Il preside pubblica su Facebook le chat degli alunni per sconfiggere il bullismo

Chat di bulli a scuola

Il bullismo è una forma di violenza spesso subdola, che agisce nell’ombra e nel silenzio di chi ha paura, ma c’è chi ha deciso di smascherarla: il dirigente dell’istituto comprensivo Sanvitale-Salimbene ha pubblicato su Facebook alcuni stralci delle chat di whatsapp di alcuni alunni. E poi l’appello ai genitori: ‘Non serve andare dal preside e chiedere cosa fa la scuola quando la vittima di turno non ha più il coraggio di uscire di casa. E’ troppo tardi. Cominciamo a fare qualcosa tutti. Ora’.

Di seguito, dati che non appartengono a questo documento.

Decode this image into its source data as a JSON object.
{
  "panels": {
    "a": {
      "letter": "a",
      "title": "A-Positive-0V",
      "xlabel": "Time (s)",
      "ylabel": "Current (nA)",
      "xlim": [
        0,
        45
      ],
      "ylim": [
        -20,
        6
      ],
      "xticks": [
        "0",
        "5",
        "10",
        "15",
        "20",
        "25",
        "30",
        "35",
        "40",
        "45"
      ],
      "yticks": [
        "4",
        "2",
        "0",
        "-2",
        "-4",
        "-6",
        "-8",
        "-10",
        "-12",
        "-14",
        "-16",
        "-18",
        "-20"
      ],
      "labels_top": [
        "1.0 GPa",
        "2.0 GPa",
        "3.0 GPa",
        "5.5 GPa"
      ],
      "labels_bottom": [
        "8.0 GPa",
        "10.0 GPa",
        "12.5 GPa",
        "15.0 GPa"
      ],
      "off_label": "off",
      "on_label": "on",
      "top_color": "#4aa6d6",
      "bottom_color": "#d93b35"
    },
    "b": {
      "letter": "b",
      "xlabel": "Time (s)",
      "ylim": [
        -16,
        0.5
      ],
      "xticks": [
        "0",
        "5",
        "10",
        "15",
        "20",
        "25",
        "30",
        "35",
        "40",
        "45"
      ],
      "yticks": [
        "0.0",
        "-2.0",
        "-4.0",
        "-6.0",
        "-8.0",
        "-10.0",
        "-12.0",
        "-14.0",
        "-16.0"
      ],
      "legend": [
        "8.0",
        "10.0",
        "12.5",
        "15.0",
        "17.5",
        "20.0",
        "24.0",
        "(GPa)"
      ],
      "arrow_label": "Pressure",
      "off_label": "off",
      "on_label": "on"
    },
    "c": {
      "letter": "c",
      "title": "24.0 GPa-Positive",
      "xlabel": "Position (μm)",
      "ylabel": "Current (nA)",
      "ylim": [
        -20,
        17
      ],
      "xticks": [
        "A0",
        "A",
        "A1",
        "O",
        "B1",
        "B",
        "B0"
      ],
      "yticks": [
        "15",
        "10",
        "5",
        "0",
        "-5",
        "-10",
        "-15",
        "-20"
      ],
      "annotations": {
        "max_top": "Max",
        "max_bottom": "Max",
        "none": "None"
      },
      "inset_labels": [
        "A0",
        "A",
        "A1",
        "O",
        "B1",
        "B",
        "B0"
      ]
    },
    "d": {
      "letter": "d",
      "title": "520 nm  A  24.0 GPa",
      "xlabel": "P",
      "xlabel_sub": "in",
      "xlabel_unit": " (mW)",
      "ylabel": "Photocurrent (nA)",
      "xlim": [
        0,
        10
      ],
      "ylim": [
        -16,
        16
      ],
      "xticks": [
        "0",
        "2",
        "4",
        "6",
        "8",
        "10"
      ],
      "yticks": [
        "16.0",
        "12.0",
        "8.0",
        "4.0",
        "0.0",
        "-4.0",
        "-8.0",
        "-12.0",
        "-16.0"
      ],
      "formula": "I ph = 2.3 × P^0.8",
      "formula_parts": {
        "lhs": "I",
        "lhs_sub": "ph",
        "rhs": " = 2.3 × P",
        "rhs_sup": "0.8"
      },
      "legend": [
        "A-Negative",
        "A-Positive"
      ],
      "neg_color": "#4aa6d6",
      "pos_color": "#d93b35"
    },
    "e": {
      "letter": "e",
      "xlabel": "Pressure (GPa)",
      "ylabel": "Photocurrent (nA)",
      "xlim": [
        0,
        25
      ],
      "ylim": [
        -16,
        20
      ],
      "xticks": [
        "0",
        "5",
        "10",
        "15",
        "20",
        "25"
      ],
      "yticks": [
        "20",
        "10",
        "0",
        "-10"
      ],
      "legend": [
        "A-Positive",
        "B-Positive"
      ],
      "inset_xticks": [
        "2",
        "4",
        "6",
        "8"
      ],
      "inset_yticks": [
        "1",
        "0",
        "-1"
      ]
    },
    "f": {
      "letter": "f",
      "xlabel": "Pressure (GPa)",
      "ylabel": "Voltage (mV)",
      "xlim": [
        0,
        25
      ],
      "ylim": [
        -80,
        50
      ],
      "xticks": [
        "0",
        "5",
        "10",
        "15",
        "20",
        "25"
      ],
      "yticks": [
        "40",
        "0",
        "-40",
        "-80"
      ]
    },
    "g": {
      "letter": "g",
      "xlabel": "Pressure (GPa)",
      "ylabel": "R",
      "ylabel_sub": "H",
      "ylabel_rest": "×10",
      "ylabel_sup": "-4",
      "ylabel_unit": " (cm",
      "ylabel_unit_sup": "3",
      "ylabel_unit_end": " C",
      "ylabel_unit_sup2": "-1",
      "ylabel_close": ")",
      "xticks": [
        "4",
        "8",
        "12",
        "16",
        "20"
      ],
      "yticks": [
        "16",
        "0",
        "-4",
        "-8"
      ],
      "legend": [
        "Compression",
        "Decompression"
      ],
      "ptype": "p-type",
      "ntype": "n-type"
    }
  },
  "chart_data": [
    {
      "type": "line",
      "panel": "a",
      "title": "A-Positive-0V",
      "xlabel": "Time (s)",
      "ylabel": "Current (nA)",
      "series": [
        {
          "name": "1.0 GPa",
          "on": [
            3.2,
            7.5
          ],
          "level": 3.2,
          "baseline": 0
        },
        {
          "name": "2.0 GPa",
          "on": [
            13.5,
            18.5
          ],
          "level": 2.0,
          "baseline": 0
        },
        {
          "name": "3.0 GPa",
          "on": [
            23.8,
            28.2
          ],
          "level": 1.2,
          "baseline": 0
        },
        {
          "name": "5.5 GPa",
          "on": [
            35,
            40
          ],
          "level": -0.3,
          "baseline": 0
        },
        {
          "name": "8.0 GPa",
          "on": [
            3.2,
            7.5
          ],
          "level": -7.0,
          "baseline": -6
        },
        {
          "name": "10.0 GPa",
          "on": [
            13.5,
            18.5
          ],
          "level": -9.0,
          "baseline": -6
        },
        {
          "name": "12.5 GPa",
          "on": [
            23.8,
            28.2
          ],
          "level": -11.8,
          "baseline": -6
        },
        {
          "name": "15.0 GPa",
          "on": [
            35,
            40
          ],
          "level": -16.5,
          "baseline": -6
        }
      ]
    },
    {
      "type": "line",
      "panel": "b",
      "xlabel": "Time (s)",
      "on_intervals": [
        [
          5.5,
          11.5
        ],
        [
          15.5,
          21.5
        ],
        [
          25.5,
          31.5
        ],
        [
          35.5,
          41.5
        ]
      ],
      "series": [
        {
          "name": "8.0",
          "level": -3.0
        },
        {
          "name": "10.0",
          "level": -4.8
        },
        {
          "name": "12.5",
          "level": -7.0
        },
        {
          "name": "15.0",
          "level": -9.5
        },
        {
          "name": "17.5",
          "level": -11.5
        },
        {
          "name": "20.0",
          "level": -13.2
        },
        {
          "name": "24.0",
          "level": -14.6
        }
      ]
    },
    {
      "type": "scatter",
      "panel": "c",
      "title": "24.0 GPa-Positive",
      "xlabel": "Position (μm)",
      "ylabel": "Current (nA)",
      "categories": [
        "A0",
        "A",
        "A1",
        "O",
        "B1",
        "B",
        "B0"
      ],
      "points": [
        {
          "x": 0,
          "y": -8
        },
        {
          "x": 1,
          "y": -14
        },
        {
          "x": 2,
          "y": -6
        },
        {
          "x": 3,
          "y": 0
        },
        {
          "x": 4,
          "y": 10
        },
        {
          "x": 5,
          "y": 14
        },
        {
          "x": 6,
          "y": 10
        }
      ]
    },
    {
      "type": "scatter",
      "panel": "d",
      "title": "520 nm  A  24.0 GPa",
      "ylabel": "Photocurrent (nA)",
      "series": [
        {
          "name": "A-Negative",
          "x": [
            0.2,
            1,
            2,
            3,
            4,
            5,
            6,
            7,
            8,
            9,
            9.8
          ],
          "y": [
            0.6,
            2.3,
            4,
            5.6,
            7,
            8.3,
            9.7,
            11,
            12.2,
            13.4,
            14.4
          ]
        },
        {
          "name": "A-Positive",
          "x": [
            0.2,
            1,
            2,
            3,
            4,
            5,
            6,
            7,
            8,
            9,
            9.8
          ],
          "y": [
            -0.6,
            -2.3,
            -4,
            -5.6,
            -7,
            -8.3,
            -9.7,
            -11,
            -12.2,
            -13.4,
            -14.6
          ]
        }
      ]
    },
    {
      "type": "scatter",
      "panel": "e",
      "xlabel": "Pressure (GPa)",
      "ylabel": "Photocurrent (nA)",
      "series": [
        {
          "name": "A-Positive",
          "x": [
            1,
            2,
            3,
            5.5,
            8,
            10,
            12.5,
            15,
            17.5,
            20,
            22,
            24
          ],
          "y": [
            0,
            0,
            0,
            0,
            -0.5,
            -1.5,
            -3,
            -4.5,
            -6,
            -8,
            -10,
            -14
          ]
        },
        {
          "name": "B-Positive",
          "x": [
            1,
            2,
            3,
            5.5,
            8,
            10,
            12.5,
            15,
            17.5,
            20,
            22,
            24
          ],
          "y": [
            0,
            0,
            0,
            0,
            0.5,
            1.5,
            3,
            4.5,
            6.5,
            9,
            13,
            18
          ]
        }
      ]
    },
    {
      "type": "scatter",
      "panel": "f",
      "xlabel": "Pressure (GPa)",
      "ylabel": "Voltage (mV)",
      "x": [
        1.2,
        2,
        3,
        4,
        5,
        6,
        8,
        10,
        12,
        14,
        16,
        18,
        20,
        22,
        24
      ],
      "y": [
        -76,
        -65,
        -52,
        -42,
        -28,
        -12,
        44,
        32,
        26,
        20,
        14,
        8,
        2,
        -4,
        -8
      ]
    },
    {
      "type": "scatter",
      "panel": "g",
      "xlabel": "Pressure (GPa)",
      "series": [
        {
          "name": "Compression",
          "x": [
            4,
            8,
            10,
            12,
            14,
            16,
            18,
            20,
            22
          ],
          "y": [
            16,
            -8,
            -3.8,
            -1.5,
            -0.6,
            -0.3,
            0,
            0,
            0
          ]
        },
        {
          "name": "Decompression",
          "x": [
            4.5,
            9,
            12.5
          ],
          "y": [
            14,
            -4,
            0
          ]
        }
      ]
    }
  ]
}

Il preside Pier Paolo Eramo ha riflettuto a lungo prima di prendere la decisione di rendere pubbliche alcune discussioni dai contenuti violenti e volgari, intercorse tra alcuni alunni delle medie.

Ovviamente per questioni di privacy sono stati oscurati i nomi dei partecipanti, ma poco importa, visto che l’obiettivo primario non era quello di identificare un singolo colpevole, bensì di arginare su larga scala un fenomeno, quello del bullismo, che rischia di portare a gravi conseguenze.

‘Bimbo minchia obeso’, ‘Secchione di merda’, ‘Faccia da vagina in calore’: sono solo alcuni degli insulti presenti nelle conversazioni di Whatsapp, che sono state intercettate dagli insegnanti.

A corredo delle terribili parole pubblicate sulla pagina Facebook della scuola, il preside ha aggiunto una sorta di sfogo personale:

‘Ci siamo stufati. Dopo molte esitazioni scelgo di pubblicare alcuni messaggi che due nostri alunni si sono scambiati su un gruppo Whatsapp di una delle nostre classi delle medie. Lo faccio perché siamo stufi. Siamo stufi di questo assurdo mondo parallelo che ci inquina; siamo stufi dell’uso sconsiderato e irresponsabile delle parole; siamo stufi dell’assenza degli adulti’.

Infine ha rivolto un vero e proprio appello a tutti i genitori:

‘Non vogliamo più sentire che era solo uno scherzo, un gioco, che non immaginavamo, che non sapevamo. E’ ora di chiedersi se questo è quello che vogliamo dai nostri ragazzi e agire di conseguenza. E’ ora di prendere in mano il cellulare dei nostri figli, di guardarci dentro (perché la privacy nell’educazione non esiste), di reagire, di svolgere in pieno il nostro ruolo di adulti, senza alcuna compiacenza, tolleranza bonaria o, peggio, sorniona complicità’.